The perch and the form it took were new to me, filling me with excitement and curiosity. Though a concept not of his own, I was certain this particular example was George’s personal take, as the turnings were clearly of his style.
As I sat down in the perch, I was put in a position I had never felt before. My hips rolled forward, my feet planted soundly into the floor, and my spine curved in a way I had only seen in anatomical illustrations. My new found posture and bodily position made me immediately aware of who this unnamed researcher was.
Earlier on in this very same trip, while in a hotel in Rhode Island, I had finished reading The Chair: Rethinking Culture, Body, and Design, by Galen Cranz.
A particular quote from the book came immediately to mind. “The optimal solution is not a better design of the components of the chair itself, but rather reconfiguration of the chair itself to allow a fundamental change in posture.”
I was certain that this design was her research made manifest in physical form.
The first perches I ever sat on, in George Sawyer’s father Dave’s home shop in Vermont. Photo courtesy of sawyer-made Instagram.
In a quest for efficiency I kept coming back to my experiences working in an office setting.

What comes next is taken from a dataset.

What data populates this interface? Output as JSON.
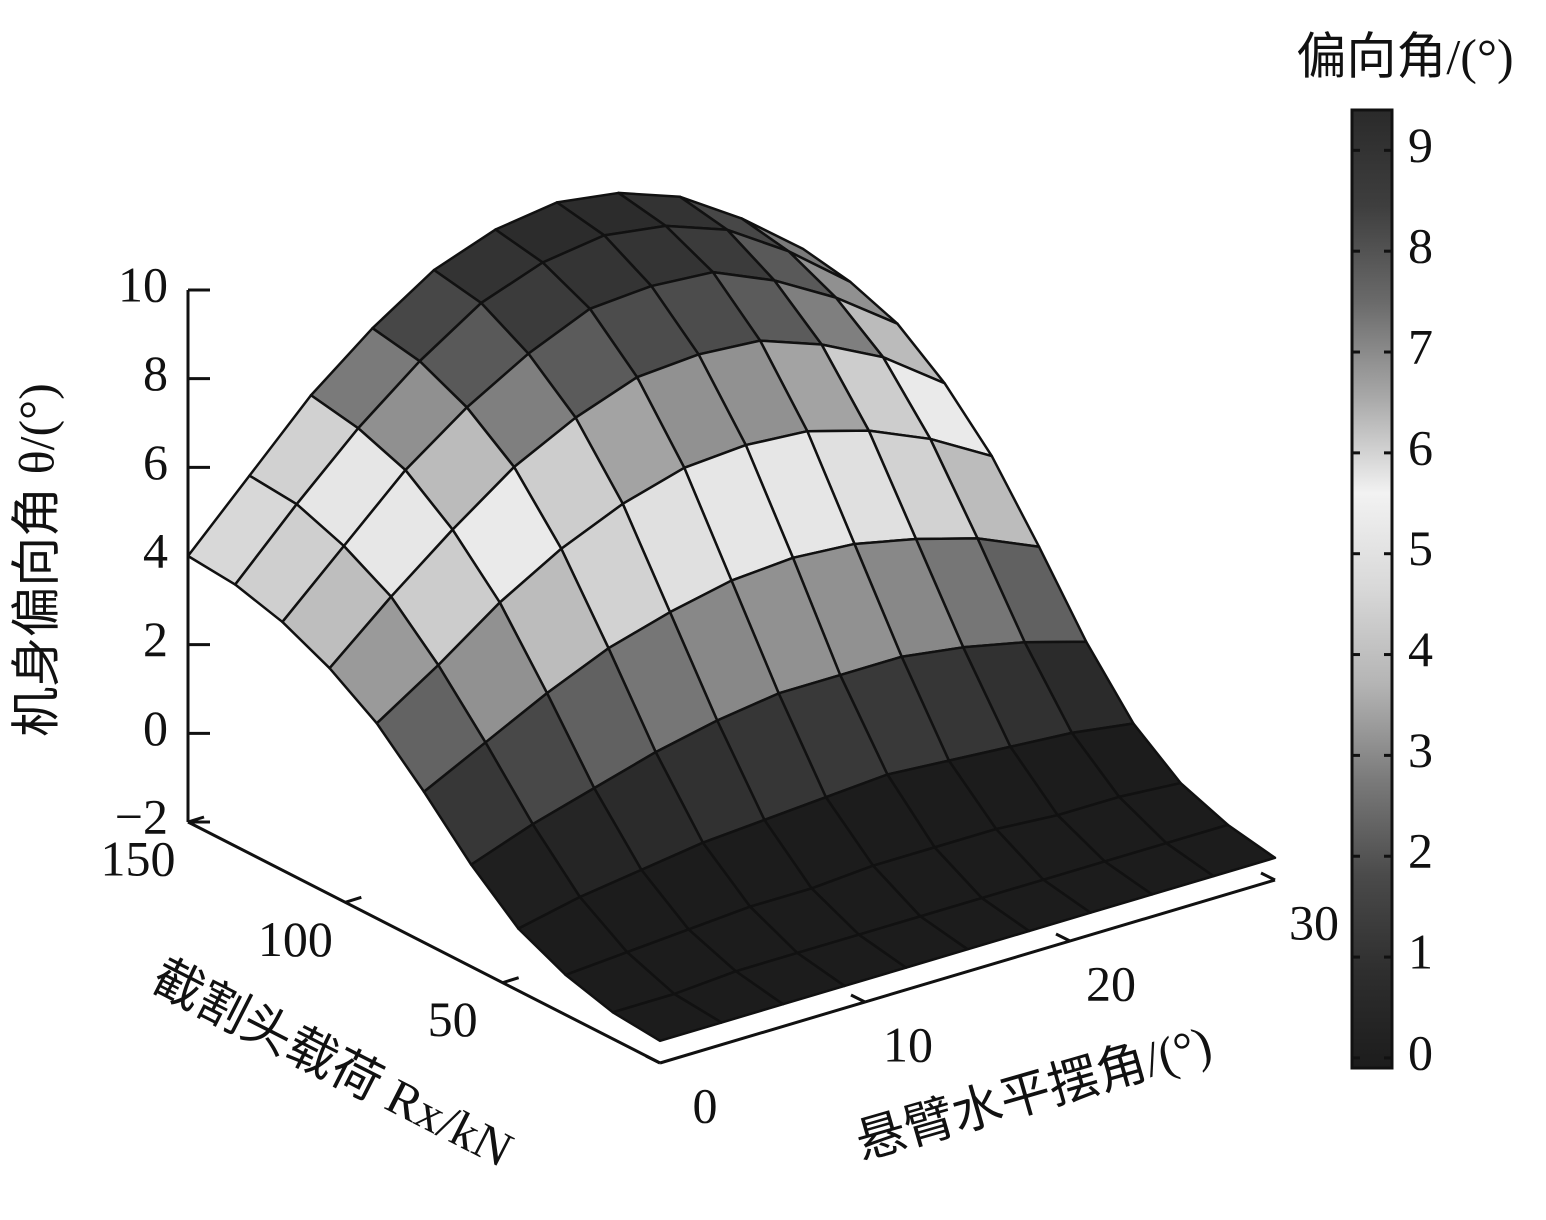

Sure my supportive chair task chair made me more productive at my computer. But its adverse affects on my body didn’t cease when I went home at night.
The quantitative costs would be hard to measure. If I had stayed in that job for my whole life would it have lead to increased medical costs down the road? Blood clots, weight gain, back problems, loss of flexibility...
The qualitative costs were clear however. While the work was interesting, the stagnation it required was lowering my quality of life, both in the office and out.
Sore back, sore wrists, sore...guts?
However difficult to totally count, I determined the costs to my health far outweighed the benefits I could possibly make to my employer.
On a search for research that challenged what I had always thought of as “ergonomic,” I stumbled across the work of Galen Cranz. In her book, The Chair: Rethinking Culture, Body, and Design. She specifically mentions all of the symptoms I had developed in my short time in that office years before. The answers were surprisingly simple, and I had already discovered many of them through intuition, avoiding the office at all costs.
The postures which we employ are in desperate need of change. When we think of a typical day, next to lying down while sleeping, we spend most of our time sitting. Is this humane? Is it even human?
Galen Cranz’s book, The Chair, Retinking Culture, Body, and Design, became my guiding light.
December 2018 | Vermont
While in Vermont I sat on George Sawyer’s version of the Perch, originally designed in collaboration between Galen Cranz, and the windsor chair makers Peter Galbert and Curtis Buchanan.
November 2020 Rhode Island
It was not until deciding to revisit this alternative mode of seating two years later, that I decided to make a George Sawyer perch of my own, forming a baseline to go from.
January 2019 | Ohio
In response to sitting on the Perch in Vermont, I immediately designed and made what I called the Assistant. Taking some of the ideas embedded within the Perch to the extreme, the I considered the Assistant to be a crossover between sitting and standing...though I knew it needed work.
December 2020 | Rhode Island
I could not forget the advice Glenn Rundell’s physiotherapist had given him. Why had the solutions I had sat in, emulated, and attempted to tweak, not afforded their user’s this next
one? I set out to make a seat that afforded at least 3 distinct postures...maybe many more, none of which would be what we have come to think of as “normal.”